Now, AIG wants to buy back its paper sold to Maiden Lane II with funds printed up at the New York Fed. The entity had to cover for the $20.5 billion in CDS AIG printed up to cover collateralized debt obligations. Now that paper held is worth $12.8 billion after handsome interest payments and pieces have been sold off. AIG is proposing to take back the paper at a $1.5 billion profit to ML II. The paper is worth much more, so it seems Barclays and Credit Suisse may jump in with their own bids. (No word on ML I developed to facilitate the JPM/BSC merger, taking out $30.0 billion in debt from Bear's mortgage desk. There is also ML III that involved the Fed coughing up $24.339 billion.)
The TARP isn't a success. There will be billions of dollars lost on AIG, GM, and 142 small banks that just missed their quarterly interest payments in February up from 123 in November, 115 in August, and 91 in May. This is all without even mentioning Fannie and Freddie. Beyond the money, and even more important, we have to understand we were played. In the midst of a fire we didn't set, but were forced to put out so the populists and oligarchs could keep all their chips even as they never stopped waging their public war against each other. At some point, we will wake up and understand we are caring the buckets of water no matter who's calling the shots.

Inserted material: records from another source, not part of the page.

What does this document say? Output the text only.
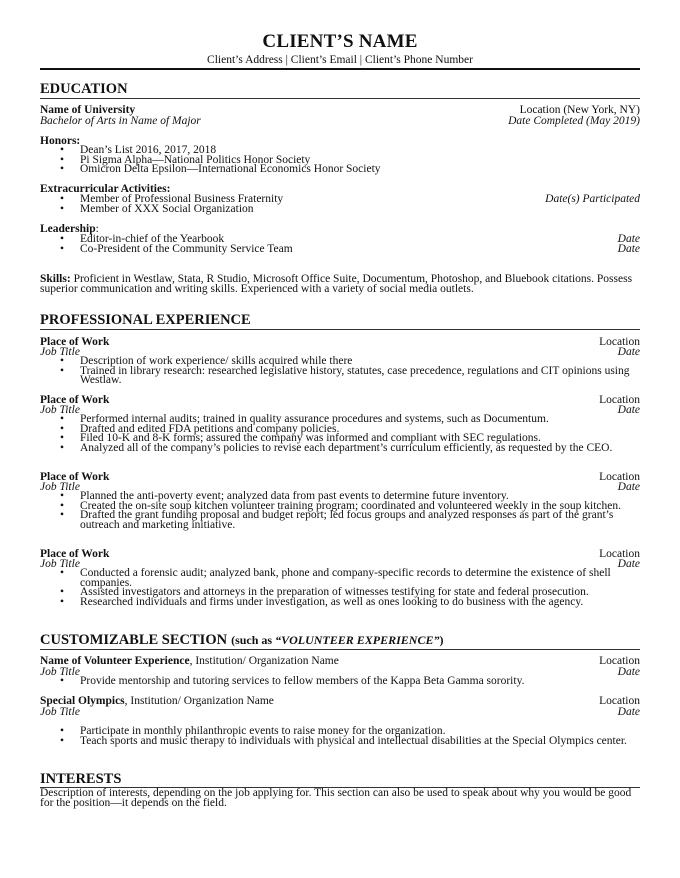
CLIENT’S NAME
Client’s Address | Client’s Email | Client’s Phone Number
EDUCATION
Name of University	Location (New York, NY)
Bachelor of Arts in Name of Major	Date Completed (May 2019)
Honors:
• Dean’s List 2016, 2017, 2018
• Pi Sigma Alpha—National Politics Honor Society
• Omicron Delta Epsilon—International Economics Honor Society
Extracurricular Activities:
• Member of Professional Business Fraternity	Date(s) Participated
• Member of XXX Social Organization
Leadership:
• Editor-in-chief of the Yearbook	Date
• Co-President of the Community Service Team	Date
Skills: Proficient in Westlaw, Stata, R Studio, Microsoft Office Suite, Documentum, Photoshop, and Bluebook citations. Possess superior communication and writing skills. Experienced with a variety of social media outlets.
PROFESSIONAL EXPERIENCE
Place of Work	Location
Job Title	Date
• Description of work experience/ skills acquired while there
• Trained in library research: researched legislative history, statutes, case precedence, regulations and CIT opinions using Westlaw.
Place of Work	Location
Job Title	Date
• Performed internal audits; trained in quality assurance procedures and systems, such as Documentum.
• Drafted and edited FDA petitions and company policies.
• Filed 10-K and 8-K forms; assured the company was informed and compliant with SEC regulations.
• Analyzed all of the company’s policies to revise each department’s curriculum efficiently, as requested by the CEO.
Place of Work	Location
Job Title	Date
• Planned the anti-poverty event; analyzed data from past events to determine future inventory.
• Created the on-site soup kitchen volunteer training program; coordinated and volunteered weekly in the soup kitchen.
• Drafted the grant funding proposal and budget report; led focus groups and analyzed responses as part of the grant’s outreach and marketing initiative.
Place of Work	Location
Job Title	Date
• Conducted a forensic audit; analyzed bank, phone and company-specific records to determine the existence of shell companies.
• Assisted investigators and attorneys in the preparation of witnesses testifying for state and federal prosecution.
• Researched individuals and firms under investigation, as well as ones looking to do business with the agency.
CUSTOMIZABLE SECTION (such as “VOLUNTEER EXPERIENCE”)
Name of Volunteer Experience, Institution/ Organization Name	Location
Job Title	Date
• Provide mentorship and tutoring services to fellow members of the Kappa Beta Gamma sorority.
Special Olympics, Institution/ Organization Name	Location
Job Title	Date
• Participate in monthly philanthropic events to raise money for the organization.
• Teach sports and music therapy to individuals with physical and intellectual disabilities at the Special Olympics center.
INTERESTS
Description of interests, depending on the job applying for. This section can also be used to speak about why you would be good for the position—it depends on the field.
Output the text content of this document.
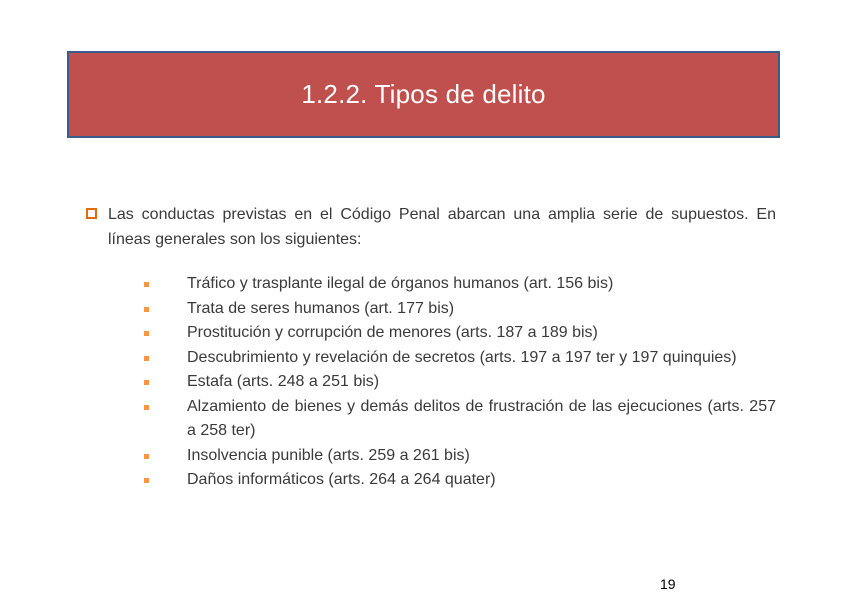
1.2.2. Tipos de delito
Las conductas previstas en el Código Penal abarcan una amplia serie de supuestos. En líneas generales son los siguientes:
Tráfico y trasplante ilegal de órganos humanos (art. 156 bis)
Trata de seres humanos (art. 177 bis)
Prostitución y corrupción de menores (arts. 187 a 189 bis)
Descubrimiento y revelación de secretos (arts. 197 a 197 ter y 197 quinquies)
Estafa (arts. 248 a 251 bis)
Alzamiento de bienes y demás delitos de frustración de las ejecuciones (arts. 257 a 258 ter)
Insolvencia punible (arts. 259 a 261 bis)
Daños informáticos (arts. 264 a 264 quater)
19
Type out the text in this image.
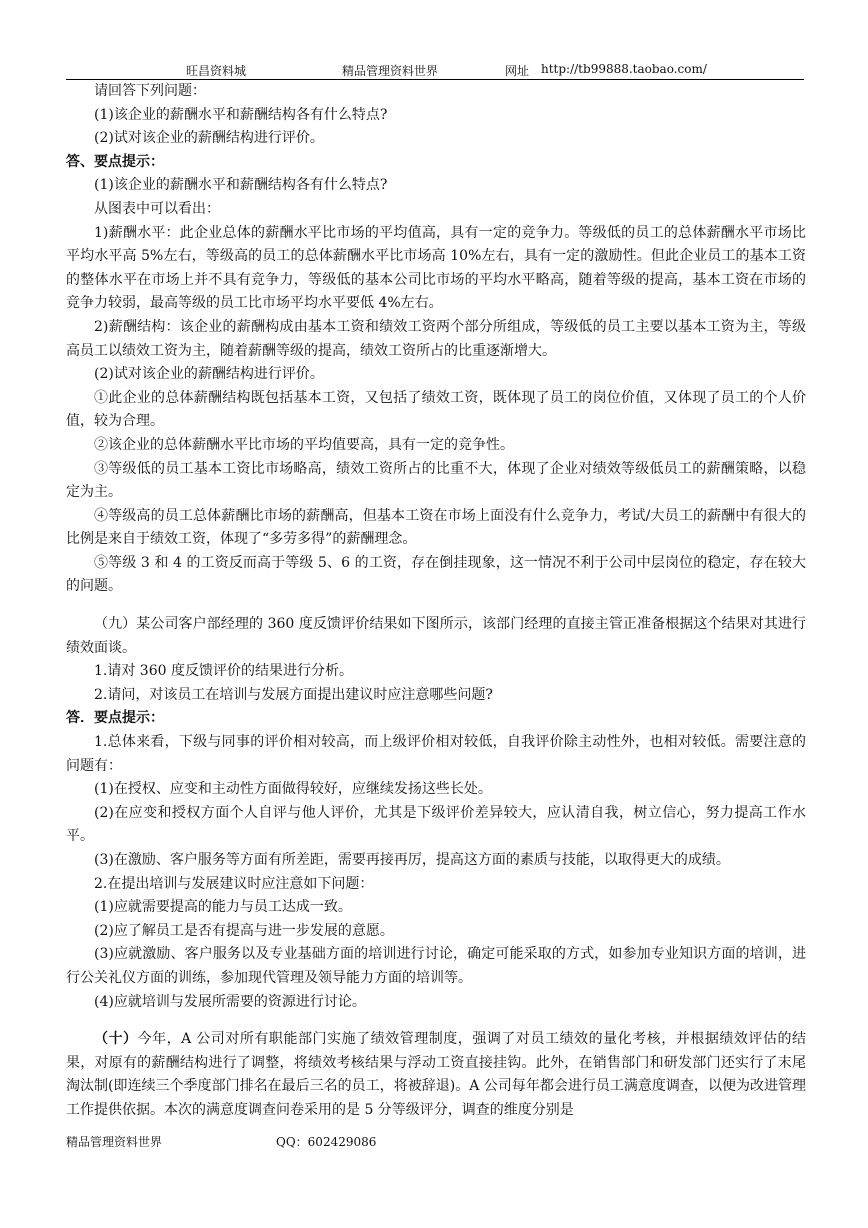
旺昌资料城	精品管理资料世界	网址 http://tb99888.taobao.com/

请回答下列问题：

(1)该企业的薪酬水平和薪酬结构各有什么特点?

(2)试对该企业的薪酬结构进行评价。

答、要点提示：

(1)该企业的薪酬水平和薪酬结构各有什么特点?

从图表中可以看出：

1)薪酬水平：此企业总体的薪酬水平比市场的平均值高，具有一定的竞争力。等级低的员工的总体薪酬水平市场比平均水平高 5%左右，等级高的员工的总体薪酬水平比市场高 10%左右，具有一定的激励性。但此企业员工的基本工资的整体水平在市场上并不具有竞争力，等级低的基本公司比市场的平均水平略高，随着等级的提高，基本工资在市场的竞争力较弱，最高等级的员工比市场平均水平要低 4%左右。

2)薪酬结构：该企业的薪酬构成由基本工资和绩效工资两个部分所组成，等级低的员工主要以基本工资为主，等级高员工以绩效工资为主，随着薪酬等级的提高，绩效工资所占的比重逐渐增大。

(2)试对该企业的薪酬结构进行评价。

①此企业的总体薪酬结构既包括基本工资，又包括了绩效工资，既体现了员工的岗位价值，又体现了员工的个人价值，较为合理。

②该企业的总体薪酬水平比市场的平均值要高，具有一定的竞争性。

③等级低的员工基本工资比市场略高，绩效工资所占的比重不大，体现了企业对绩效等级低员工的薪酬策略，以稳定为主。

④等级高的员工总体薪酬比市场的薪酬高，但基本工资在市场上面没有什么竞争力，考试/大员工的薪酬中有很大的比例是来自于绩效工资，体现了“多劳多得”的薪酬理念。

⑤等级 3 和 4 的工资反而高于等级 5、6 的工资，存在倒挂现象，这一情况不利于公司中层岗位的稳定，存在较大的问题。

（九）某公司客户部经理的 360 度反馈评价结果如下图所示，该部门经理的直接主管正准备根据这个结果对其进行绩效面谈。

1.请对 360 度反馈评价的结果进行分析。

2.请问，对该员工在培训与发展方面提出建议时应注意哪些问题?

答．要点提示：

1.总体来看，下级与同事的评价相对较高，而上级评价相对较低，自我评价除主动性外，也相对较低。需要注意的问题有：

(1)在授权、应变和主动性方面做得较好，应继续发扬这些长处。

(2)在应变和授权方面个人自评与他人评价，尤其是下级评价差异较大，应认清自我，树立信心，努力提高工作水平。

(3)在激励、客户服务等方面有所差距，需要再接再厉，提高这方面的素质与技能，以取得更大的成绩。

2.在提出培训与发展建议时应注意如下问题：

(1)应就需要提高的能力与员工达成一致。

(2)应了解员工是否有提高与进一步发展的意愿。

(3)应就激励、客户服务以及专业基础方面的培训进行讨论，确定可能采取的方式，如参加专业知识方面的培训，进行公关礼仪方面的训练，参加现代管理及领导能力方面的培训等。

(4)应就培训与发展所需要的资源进行讨论。

（十）今年，A 公司对所有职能部门实施了绩效管理制度，强调了对员工绩效的量化考核，并根据绩效评估的结果，对原有的薪酬结构进行了调整，将绩效考核结果与浮动工资直接挂钩。此外，在销售部门和研发部门还实行了末尾淘汰制(即连续三个季度部门排名在最后三名的员工，将被辞退)。A 公司每年都会进行员工满意度调查，以便为改进管理工作提供依据。本次的满意度调查问卷采用的是 5 分等级评分，调查的维度分别是

精品管理资料世界	QQ：602429086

All the chatter is about Berkshire Hathaway (BRK) and the abrupt resignation of David Sokol, who many considered the heir apparent to Warren Buffett. There are many questions, and rightfully so, given Sokol's purchase of Lubrizol ahead of Berkshire's massive takeover bid for the company. I think the real issue is the image of Warren Buffett being a throwback to the days of the Saturday Evening Post, a down to earth billionaire who owns simple companies that employ regular Americans. Considering all the (known) baggage of other billionaires this is a guy our kids could look up to.
The question today is can you become a billionaire without harming others, crushing rivals, lying, or stealing all the way? This week it was revealed in his new book that Paul Allen felt Bill Gates was trying to steal some of his shares in Microsoft (NASDAQ:MSFT) as the co-founder was in the hospital battling cancer. The world's richest man has never taken a picture where he didn't look pissed. Carlos Slim has the eyes of someone that fears nothing...death or man. Tell me what you think. Take the poll at www.wstreet.com.
Global news is still impacting the market, but in the most subtle ways. Just think a couple of weeks ago our stock market recoiled from the thought of a lingering nuclear crisis in Japan. It wasn't long ago that bad economic news from Europe sent our stock market into a tailspin, now we know the sun will come up in the morning and there will be a sovereign debt ratings downgrade. It's interesting we have become so sanguine about these things even as worst case scenarios become realities.
I don't know if that's good or bad for the soul.
Be that as it may, we have to pay attention to Portugal, where the 2-year yield hit 8.172%, moving it above 8.102% for that nation's 10-year bond. There is palpable fear of a complete government shutdown, failure, and bankruptcy.